When two units share more than 20 to 25 percent of their drive-time trade area, revenue transfer is close to guaranteed, regardless of what the territory lines say. Existing locations within a 10-minute drive of a new opening routinely give up 8 to 12 percent of same-store sales. A map can show two territories that barely touch while their real catchment areas, the places customers actually drive from, overlap heavily on the side where the highway runs. The line on the map is not the boundary. The commute is.

Why Item 12 will not settle it

When a franchisee feels encroached on, the first place anyone looks is Item 12 of the Franchise Disclosure Document, the section that defines territory rights. The problem is what most operators find there. Exclusive territories, where neither the franchisor nor another franchisee may open a competing unit, have become less common because they cap how fast a brand can grow. Protected and non-exclusive arrangements are now the norm, and they carry carve-outs that give the franchisor more room to place a new unit than the operator assumed when they signed.

So the operator who loses 30 percent of revenue to a sister location may have grounds to sue, and a network that pushes a franchisee that far has created a legal exposure worth taking seriously. But litigation is the worst available outcome for both sides. The franchisee bleeds margin and legal fees while still operating the unit. The franchisor spends goodwill it cannot rebuild and signals to every other operator in the system that growth comes at their expense. By the time Item 12 is the topic, both parties have already lost. The decision that mattered happened in development, before anyone needed a lawyer.

The cannibalization test to run before granting a unit

The fix is not complicated, it is just unglamorous, which is why it gets dropped under growth pressure.
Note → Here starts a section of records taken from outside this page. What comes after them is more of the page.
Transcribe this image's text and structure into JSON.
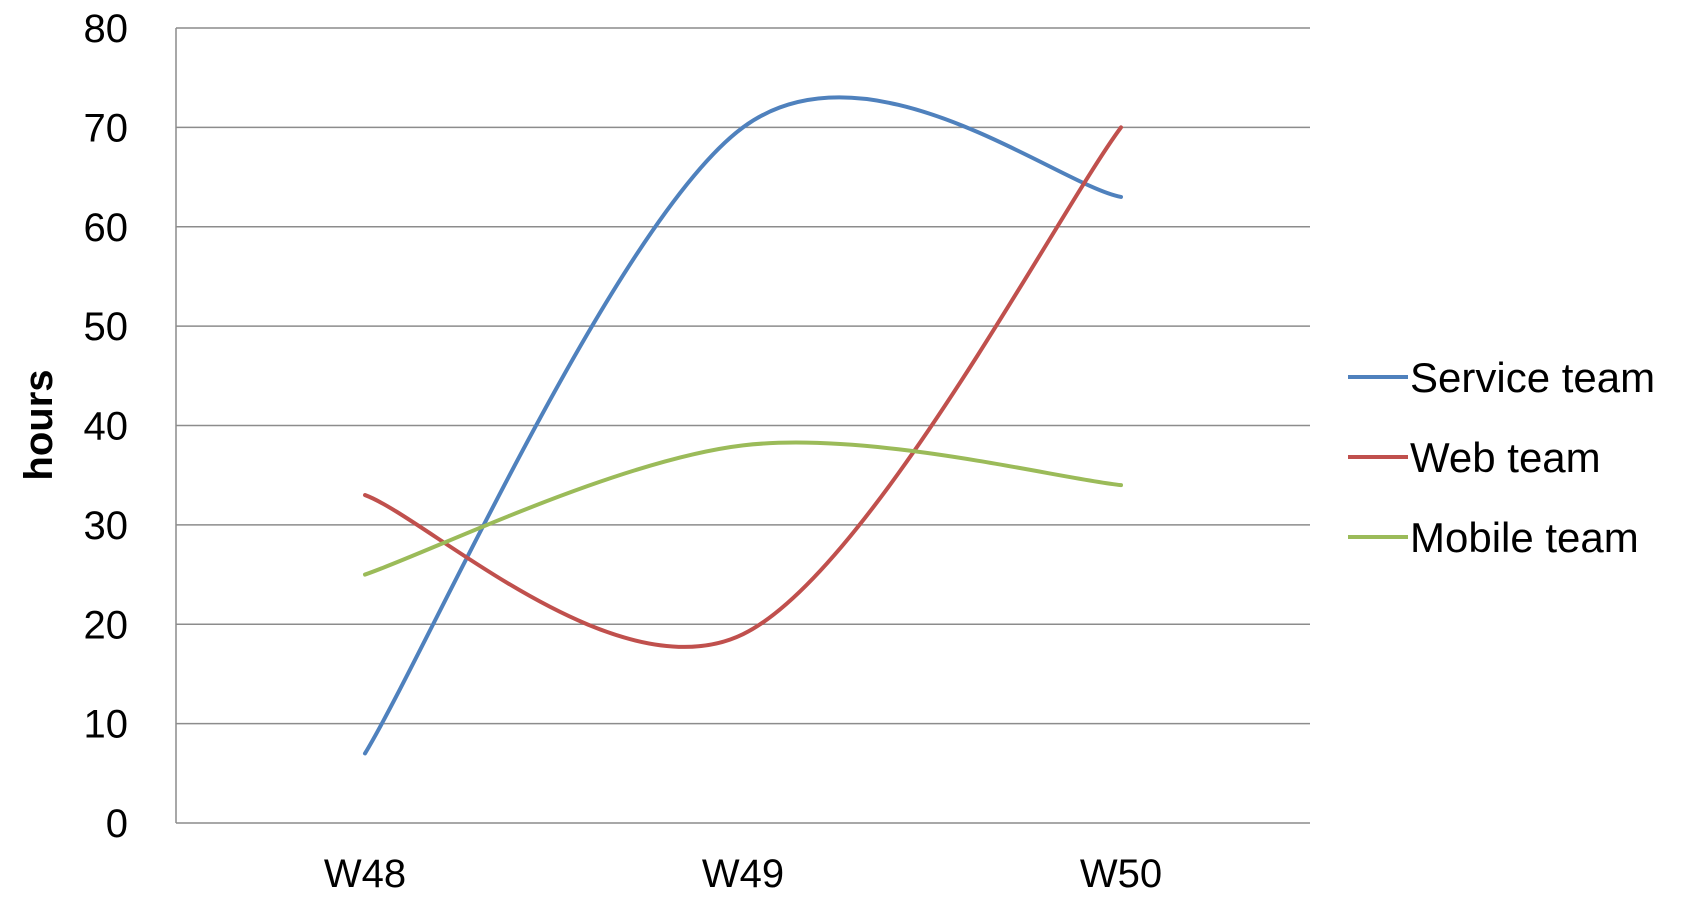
{
  "chart_data": {
    "type": "line",
    "smooth": true,
    "title": "",
    "xlabel": "",
    "ylabel": "hours",
    "ylim": [
      0,
      80
    ],
    "yticks": [
      0,
      10,
      20,
      30,
      40,
      50,
      60,
      70,
      80
    ],
    "categories": [
      "W48",
      "W49",
      "W50"
    ],
    "grid": true,
    "legend_position": "right",
    "series": [
      {
        "name": "Service team",
        "color": "#4F81BD",
        "values": [
          7,
          70,
          63
        ]
      },
      {
        "name": "Web team",
        "color": "#C0504D",
        "values": [
          33,
          19,
          70
        ]
      },
      {
        "name": "Mobile team",
        "color": "#9BBB59",
        "values": [
          25,
          38,
          34
        ]
      }
    ]
  }
}
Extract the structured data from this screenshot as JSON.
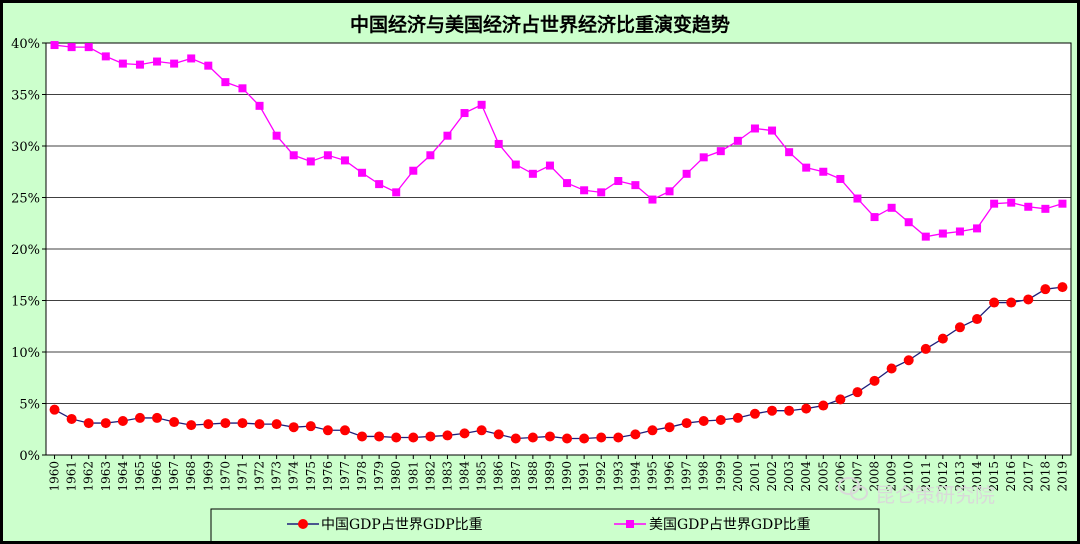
{
  "chart_data": {
    "type": "line",
    "title": "中国经济与美国经济占世界经济比重演变趋势",
    "x": [
      "1960",
      "1961",
      "1962",
      "1963",
      "1964",
      "1965",
      "1966",
      "1967",
      "1968",
      "1969",
      "1970",
      "1971",
      "1972",
      "1973",
      "1974",
      "1975",
      "1976",
      "1977",
      "1978",
      "1979",
      "1980",
      "1981",
      "1982",
      "1983",
      "1984",
      "1985",
      "1986",
      "1987",
      "1988",
      "1989",
      "1990",
      "1991",
      "1992",
      "1993",
      "1994",
      "1995",
      "1996",
      "1997",
      "1998",
      "1999",
      "2000",
      "2001",
      "2002",
      "2003",
      "2004",
      "2005",
      "2006",
      "2007",
      "2008",
      "2009",
      "2010",
      "2011",
      "2012",
      "2013",
      "2014",
      "2015",
      "2016",
      "2017",
      "2018",
      "2019"
    ],
    "ylim": [
      0,
      40
    ],
    "yticks": [
      "0%",
      "5%",
      "10%",
      "15%",
      "20%",
      "25%",
      "30%",
      "35%",
      "40%"
    ],
    "grid": true,
    "legend_position": "bottom",
    "series": [
      {
        "name": "中国GDP占世界GDP比重",
        "color": "#ff0000",
        "line_color": "#1f1f7a",
        "marker": "circle",
        "values": [
          4.4,
          3.5,
          3.1,
          3.1,
          3.3,
          3.6,
          3.6,
          3.2,
          2.9,
          3.0,
          3.1,
          3.1,
          3.0,
          3.0,
          2.7,
          2.8,
          2.4,
          2.4,
          1.8,
          1.8,
          1.7,
          1.7,
          1.8,
          1.9,
          2.1,
          2.4,
          2.0,
          1.6,
          1.7,
          1.8,
          1.6,
          1.6,
          1.7,
          1.7,
          2.0,
          2.4,
          2.7,
          3.1,
          3.3,
          3.4,
          3.6,
          4.0,
          4.3,
          4.3,
          4.5,
          4.8,
          5.4,
          6.1,
          7.2,
          8.4,
          9.2,
          10.3,
          11.3,
          12.4,
          13.2,
          14.8,
          14.8,
          15.1,
          16.1,
          16.3
        ]
      },
      {
        "name": "美国GDP占世界GDP比重",
        "color": "#ff00ff",
        "line_color": "#ff00ff",
        "marker": "square",
        "values": [
          39.8,
          39.6,
          39.6,
          38.7,
          38.0,
          37.9,
          38.2,
          38.0,
          38.5,
          37.8,
          36.2,
          35.6,
          33.9,
          31.0,
          29.1,
          28.5,
          29.1,
          28.6,
          27.4,
          26.3,
          25.5,
          27.6,
          29.1,
          31.0,
          33.2,
          34.0,
          30.2,
          28.2,
          27.3,
          28.1,
          26.4,
          25.7,
          25.5,
          26.6,
          26.2,
          24.8,
          25.6,
          27.3,
          28.9,
          29.5,
          30.5,
          31.7,
          31.5,
          29.4,
          27.9,
          27.5,
          26.8,
          24.9,
          23.1,
          24.0,
          22.6,
          21.2,
          21.5,
          21.7,
          22.0,
          24.4,
          24.5,
          24.1,
          23.9,
          24.4
        ]
      }
    ]
  },
  "watermark": "昆仑策研究院"
}
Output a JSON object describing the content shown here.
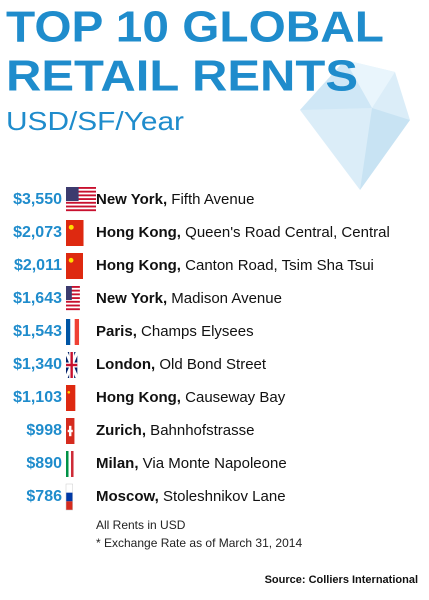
{
  "chart_data": {
    "type": "bar",
    "title": [
      "TOP 10 GLOBAL",
      "RETAIL RENTS"
    ],
    "subtitle": "USD/SF/Year",
    "categories": [
      "New York,",
      "Hong Kong,",
      "Hong Kong,",
      "New York,",
      "Paris,",
      "London,",
      "Hong Kong,",
      "Zurich,",
      "Milan,",
      "Moscow,"
    ],
    "locations": [
      "Fifth Avenue",
      "Queen's Road Central, Central",
      "Canton Road, Tsim Sha Tsui",
      "Madison Avenue",
      "Champs Elysees",
      "Old Bond Street",
      "Causeway Bay",
      "Bahnhofstrasse",
      "Via Monte Napoleone",
      "Stoleshnikov Lane"
    ],
    "values": [
      3550,
      2073,
      2011,
      1643,
      1543,
      1340,
      1103,
      998,
      890,
      786
    ],
    "value_labels": [
      "$3,550",
      "$2,073",
      "$2,011",
      "$1,643",
      "$1,543",
      "$1,340",
      "$1,103",
      "$998",
      "$890",
      "$786"
    ],
    "flags": [
      "us",
      "cn",
      "cn",
      "us",
      "fr",
      "uk",
      "cn",
      "ch",
      "it",
      "ru"
    ],
    "color": "#1f8ccc",
    "notes": [
      "All Rents in USD",
      "*  Exchange Rate as of March 31, 2014"
    ],
    "source": "Source: Colliers International"
  }
}
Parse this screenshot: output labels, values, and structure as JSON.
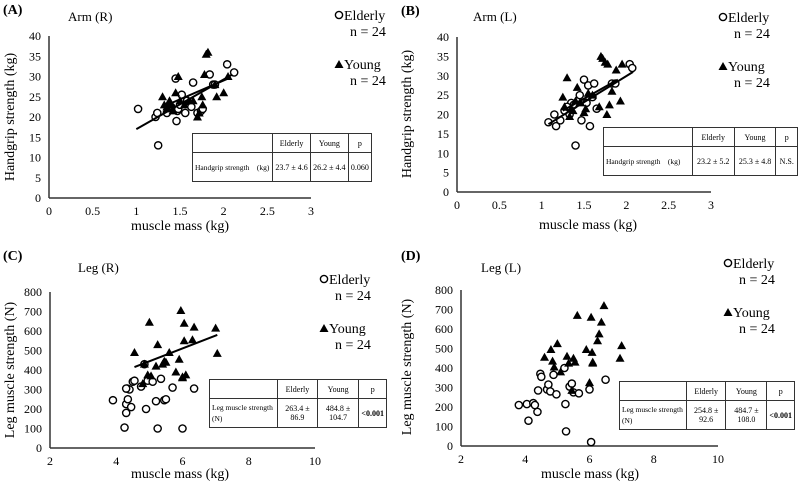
{
  "chart_data": [
    {
      "panel_label": "(A)",
      "type": "scatter",
      "title": "Arm (R)",
      "xlabel": "muscle mass (kg)",
      "ylabel": "Handgrip strength (kg)",
      "xlim": [
        0,
        3
      ],
      "ylim": [
        0,
        40
      ],
      "xticks": [
        "0",
        "0.5",
        "1",
        "1.5",
        "2",
        "2.5",
        "3"
      ],
      "yticks": [
        "0",
        "5",
        "10",
        "15",
        "20",
        "25",
        "30",
        "35",
        "40"
      ],
      "grid": false,
      "legend": [
        {
          "marker": "circle",
          "label": "Elderly",
          "n": "n = 24"
        },
        {
          "marker": "triangle",
          "label": "Young",
          "n": "n = 24"
        }
      ],
      "series": [
        {
          "name": "Elderly",
          "marker": "open-circle",
          "x": [
            1.02,
            1.22,
            1.24,
            1.25,
            1.35,
            1.45,
            1.46,
            1.47,
            1.48,
            1.5,
            1.52,
            1.56,
            1.63,
            1.65,
            1.7,
            1.74,
            1.76,
            1.84,
            1.88,
            1.9,
            2.04,
            2.12,
            1.4,
            1.58
          ],
          "y": [
            22,
            20,
            21,
            13,
            21,
            29.5,
            19,
            21.5,
            22,
            23,
            25.5,
            21,
            22.5,
            28.5,
            21,
            21.5,
            22,
            30.5,
            28,
            28,
            33,
            31,
            22.5,
            24
          ]
        },
        {
          "name": "Young",
          "marker": "filled-triangle",
          "x": [
            1.3,
            1.32,
            1.35,
            1.38,
            1.4,
            1.45,
            1.48,
            1.5,
            1.55,
            1.6,
            1.65,
            1.7,
            1.72,
            1.75,
            1.76,
            1.78,
            1.8,
            1.82,
            1.9,
            1.92,
            2.0,
            2.05,
            1.42,
            1.36
          ],
          "y": [
            25,
            23,
            22.5,
            24,
            23,
            26,
            30,
            24,
            23,
            24,
            24,
            20,
            21,
            25,
            23,
            30.5,
            35.5,
            36,
            28,
            25,
            26,
            30,
            21.5,
            22
          ]
        }
      ],
      "trendlines": [
        {
          "series": "Elderly",
          "x": [
            1.0,
            2.1
          ],
          "y": [
            17,
            30.5
          ]
        },
        {
          "series": "Young",
          "x": [
            1.3,
            2.05
          ],
          "y": [
            22.5,
            29.5
          ]
        }
      ],
      "table": {
        "headers": [
          "",
          "Elderly",
          "Young",
          "p"
        ],
        "row_label": "Handgrip strength　(kg)",
        "values": [
          "23.7 ± 4.6",
          "26.2 ± 4.4",
          "0.060"
        ]
      }
    },
    {
      "panel_label": "(B)",
      "type": "scatter",
      "title": "Arm (L)",
      "xlabel": "muscle mass (kg)",
      "ylabel": "Handgrip strength (kg)",
      "xlim": [
        0,
        3
      ],
      "ylim": [
        0,
        40
      ],
      "xticks": [
        "0",
        "0.5",
        "1",
        "1.5",
        "2",
        "2.5",
        "3"
      ],
      "yticks": [
        "0",
        "5",
        "10",
        "15",
        "20",
        "25",
        "30",
        "35",
        "40"
      ],
      "grid": false,
      "legend": [
        {
          "marker": "circle",
          "label": "Elderly",
          "n": "n = 24"
        },
        {
          "marker": "triangle",
          "label": "Young",
          "n": "n = 24"
        }
      ],
      "series": [
        {
          "name": "Elderly",
          "marker": "open-circle",
          "x": [
            1.08,
            1.15,
            1.17,
            1.22,
            1.27,
            1.33,
            1.35,
            1.4,
            1.43,
            1.45,
            1.47,
            1.5,
            1.53,
            1.55,
            1.57,
            1.6,
            1.62,
            1.65,
            1.83,
            1.87,
            2.04,
            2.07,
            1.3,
            1.38
          ],
          "y": [
            18,
            20,
            17,
            18.5,
            21,
            20,
            23,
            12,
            23.5,
            25,
            18.5,
            29,
            23,
            27.5,
            17,
            24.5,
            28,
            21.5,
            28,
            28,
            33,
            32,
            22,
            22.5
          ]
        },
        {
          "name": "Young",
          "marker": "filled-triangle",
          "x": [
            1.25,
            1.27,
            1.3,
            1.33,
            1.37,
            1.4,
            1.42,
            1.45,
            1.5,
            1.52,
            1.6,
            1.68,
            1.7,
            1.72,
            1.75,
            1.77,
            1.78,
            1.8,
            1.83,
            1.88,
            1.93,
            1.95,
            1.55,
            1.35
          ],
          "y": [
            24.5,
            22,
            29.5,
            19.5,
            21,
            23.5,
            27,
            23,
            20.5,
            21.5,
            25,
            22,
            35,
            34.5,
            33.5,
            20,
            33,
            22.5,
            26,
            31.5,
            23.5,
            33,
            25.5,
            21.5
          ]
        }
      ],
      "trendlines": [
        {
          "series": "Elderly",
          "x": [
            1.08,
            2.08
          ],
          "y": [
            17.5,
            31
          ]
        },
        {
          "series": "Young",
          "x": [
            1.25,
            1.9
          ],
          "y": [
            21,
            29
          ]
        }
      ],
      "table": {
        "headers": [
          "",
          "Elderly",
          "Young",
          "p"
        ],
        "row_label": "Handgrip strength　(kg)",
        "values": [
          "23.2 ± 5.2",
          "25.3 ± 4.8",
          "N.S."
        ]
      }
    },
    {
      "panel_label": "(C)",
      "type": "scatter",
      "title": "Leg (R)",
      "xlabel": "muscle mass (kg)",
      "ylabel": "Leg muscle strength (N)",
      "xlim": [
        2,
        10
      ],
      "ylim": [
        0,
        800
      ],
      "xticks": [
        "2",
        "4",
        "6",
        "8",
        "10"
      ],
      "yticks": [
        "0",
        "100",
        "200",
        "300",
        "400",
        "500",
        "600",
        "700",
        "800"
      ],
      "grid": false,
      "legend": [
        {
          "marker": "circle",
          "label": "Elderly",
          "n": "n = 24"
        },
        {
          "marker": "triangle",
          "label": "Young",
          "n": "n = 24"
        }
      ],
      "series": [
        {
          "name": "Elderly",
          "marker": "open-circle",
          "x": [
            3.9,
            4.25,
            4.3,
            4.3,
            4.33,
            4.35,
            4.4,
            4.45,
            4.5,
            4.55,
            4.75,
            4.9,
            4.95,
            5.1,
            5.2,
            5.25,
            5.35,
            5.45,
            5.5,
            5.7,
            6.0,
            6.35,
            4.85,
            4.3
          ],
          "y": [
            245,
            105,
            180,
            225,
            305,
            250,
            300,
            210,
            340,
            345,
            315,
            200,
            345,
            340,
            240,
            100,
            355,
            245,
            250,
            310,
            100,
            305,
            430,
            305
          ]
        },
        {
          "name": "Young",
          "marker": "filled-triangle",
          "x": [
            4.55,
            4.8,
            4.95,
            5.0,
            5.05,
            5.2,
            5.25,
            5.4,
            5.45,
            5.6,
            5.8,
            5.9,
            5.95,
            6.0,
            6.05,
            6.05,
            6.1,
            6.3,
            6.35,
            7.0,
            7.05,
            4.85,
            5.5,
            6.0
          ],
          "y": [
            490,
            330,
            375,
            645,
            370,
            420,
            530,
            430,
            445,
            490,
            390,
            455,
            705,
            365,
            640,
            550,
            375,
            555,
            620,
            615,
            485,
            430,
            440,
            360
          ]
        }
      ],
      "trendlines": [
        {
          "series": "Young",
          "x": [
            4.55,
            7.05
          ],
          "y": [
            415,
            580
          ]
        }
      ],
      "table": {
        "headers": [
          "",
          "Elderly",
          "Young",
          "p"
        ],
        "row_label": "Leg muscle strength　(N)",
        "values": [
          "263.4 ± 86.9",
          "484.8 ± 104.7",
          "<0.001"
        ]
      }
    },
    {
      "panel_label": "(D)",
      "type": "scatter",
      "title": "Leg (L)",
      "xlabel": "muscle mass (kg)",
      "ylabel": "Leg muscle strength (N)",
      "xlim": [
        2,
        10
      ],
      "ylim": [
        0,
        800
      ],
      "xticks": [
        "2",
        "4",
        "6",
        "8",
        "10"
      ],
      "yticks": [
        "0",
        "100",
        "200",
        "300",
        "400",
        "500",
        "600",
        "700",
        "800"
      ],
      "grid": false,
      "legend": [
        {
          "marker": "circle",
          "label": "Elderly",
          "n": "n = 24"
        },
        {
          "marker": "triangle",
          "label": "Young",
          "n": "n = 24"
        }
      ],
      "series": [
        {
          "name": "Elderly",
          "marker": "open-circle",
          "x": [
            3.8,
            4.05,
            4.1,
            4.25,
            4.3,
            4.38,
            4.4,
            4.47,
            4.5,
            4.68,
            4.72,
            4.78,
            4.88,
            4.97,
            5.22,
            5.25,
            5.27,
            5.38,
            5.45,
            5.5,
            5.67,
            6.0,
            6.05,
            6.5
          ],
          "y": [
            210,
            215,
            130,
            220,
            210,
            175,
            285,
            370,
            355,
            290,
            315,
            280,
            365,
            265,
            400,
            215,
            75,
            305,
            320,
            275,
            270,
            290,
            20,
            340
          ]
        },
        {
          "name": "Young",
          "marker": "filled-triangle",
          "x": [
            4.6,
            4.8,
            4.85,
            4.9,
            5.0,
            5.1,
            5.3,
            5.35,
            5.45,
            5.5,
            5.55,
            5.62,
            5.9,
            6.0,
            6.05,
            6.08,
            6.1,
            6.1,
            6.25,
            6.3,
            6.37,
            6.45,
            6.95,
            7.0
          ],
          "y": [
            455,
            495,
            435,
            405,
            525,
            380,
            460,
            425,
            285,
            450,
            430,
            670,
            495,
            325,
            660,
            480,
            430,
            425,
            540,
            575,
            635,
            720,
            450,
            515
          ]
        }
      ],
      "trendlines": [],
      "table": {
        "headers": [
          "",
          "Elderly",
          "Young",
          "p"
        ],
        "row_label": "Leg muscle strength　(N)",
        "values": [
          "254.8 ± 92.6",
          "484.7 ± 108.0",
          "<0.001"
        ]
      }
    }
  ]
}
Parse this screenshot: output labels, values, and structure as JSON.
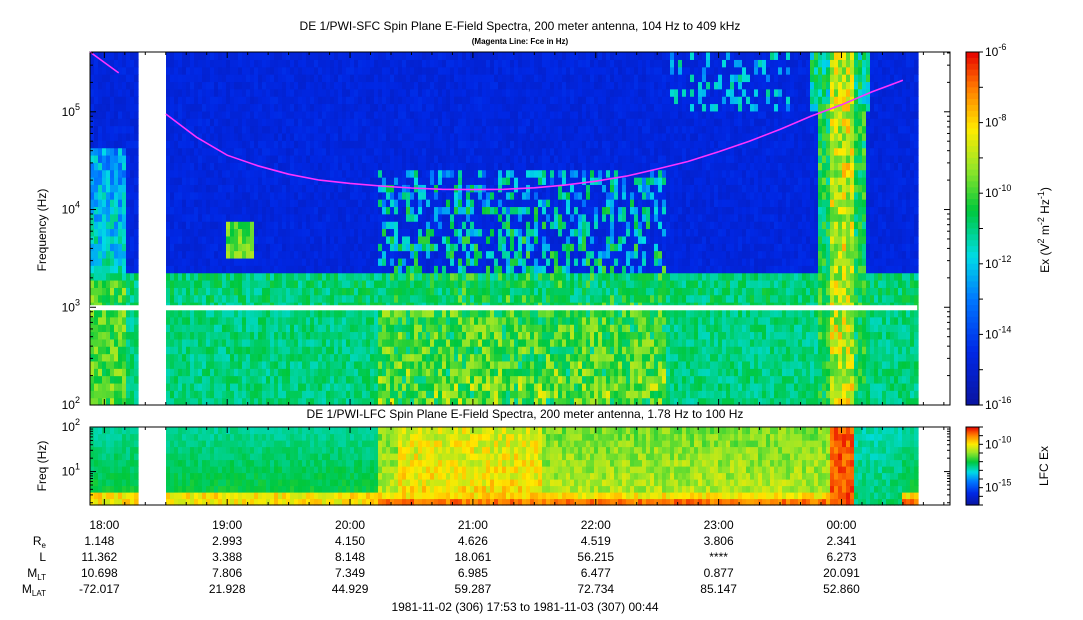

Before granting the next unit, a development team can run four checks in order.

First, model the drive-time overlap between the proposed site and every existing unit within roughly 15 minutes, not the radius, the actual drive. Second, estimate the sales transfer rate from that overlap and from comparable openings the brand has already done. Third, calculate net system contribution: the new unit's projected profit minus the projected profit decline at the affected units. A positive number means the system grows. A number near zero means the brand is buying its own revenue at full construction cost. Fourth, check whether the affected operator's unit stays comfortably above its break-even after the hit. A unit that was healthy at $1 million and slides toward its break-even line at $880,000 is a future dispute regardless of what the contract permits.

If the network has done a dozen openings near existing units, it already owns the data to calibrate every one of these estimates. The blocker is rarely capability. It is that nobody is asked to produce the number before the committee votes.

Grow the system, not the map

An open spot on the territory map is not the same as open demand in the market. The development question worth answering is not whether the brand has room to place a unit, it is whether the next unit adds demand or just redistributes the demand the system already serves. Tools like Revscale's franchise intelligence layer can model drive-time overlap and surface sales-transfer risk across a network before a committee signs off, but the discipline matters more than any tool: run the cannibalization number before you build, not after the complaint arrives.

Franchise encroachment is the name everyone uses after the fact, once the unit is open and the neighbor is angry and the lawyers are involved. Before the fact, it is something far more manageable. It is one number, the sales transfer rate, that a team chose not to run.